Symbolic propagation

Symbolic propagation allows Semgrep to perform matching modulo variable assignments. Consider the following Python code:

import pandas

def test1():
# ruleid: test
pandas.DataFrame(x).index.set_value(a, b, c)

def test2():
df = pandas.DataFrame(x)
ix = df.index
# ruleid: test
ix.set_value(a, b, c)

If we tried to match the pattern pandas.DataFrame(...).index.set_value(...) against the above code, Semgrep would normally match test1 but not test2. It does not match test2 because there are intermediate assignments, and Semgrep does not know that ix is equals to df.index or that df is equals to pandas.DataFrame(x). If we wanted Semgrep to match such code, we had to be explicit about it.
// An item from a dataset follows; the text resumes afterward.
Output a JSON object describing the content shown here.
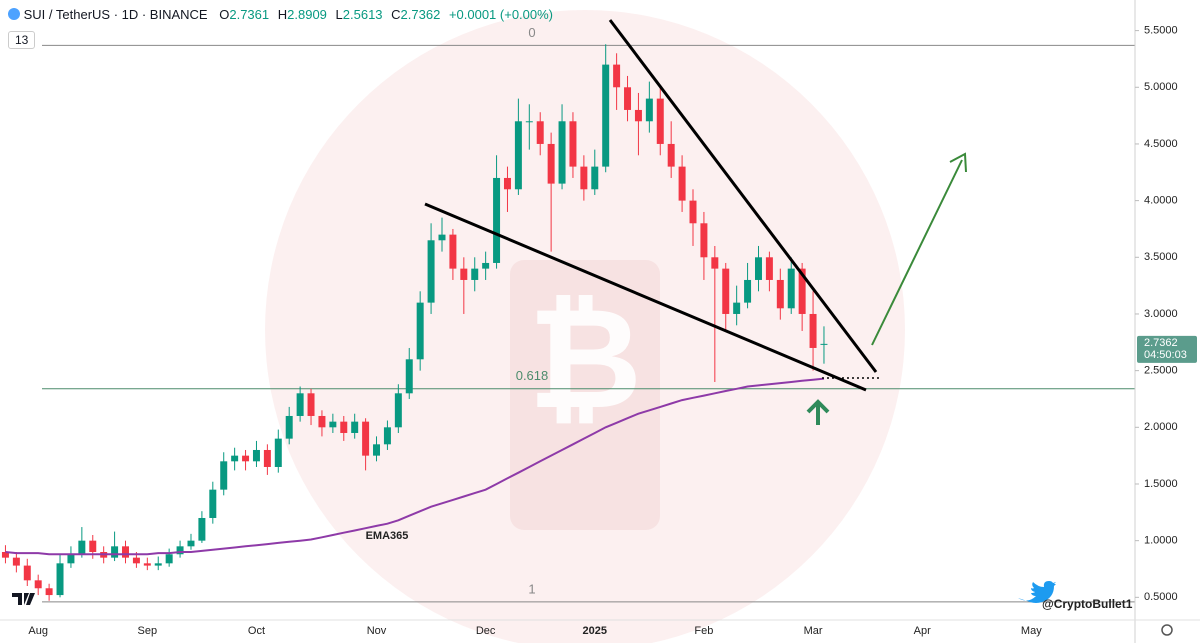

Symbolic propagation is a generalization of constant propagation that addresses this limitation. It enables Semgrep to perform matching modulo variable assignments. Thus, Semgrep is then able to match both test1 and test2 with the same simple pattern. This feature needs to be enabled explicitly via rule options: by setting symbolic_propagation: true.

Limitations of symbolic propagation

Currently, symbolic propagation does not cross branching boundaries, such as if clauses or loops. Consider the following Python code, adapted from the example shown above:

import pandas

def test1():
# ruleid: test
pandas.DataFrame(x).index.set_value(a, b, c)

def test2():
if (x < 5):
df = pandas.DataFrame(x)
pass
ix = df.index
# ruleid: test
ix.set_value(a, b, c)

In this case, even if symbolic_propagation: true is used, Semgrep does not match test2, because the assignment of df to pandas.DataFrame(x) is not propagated over the conditional to the final two lines.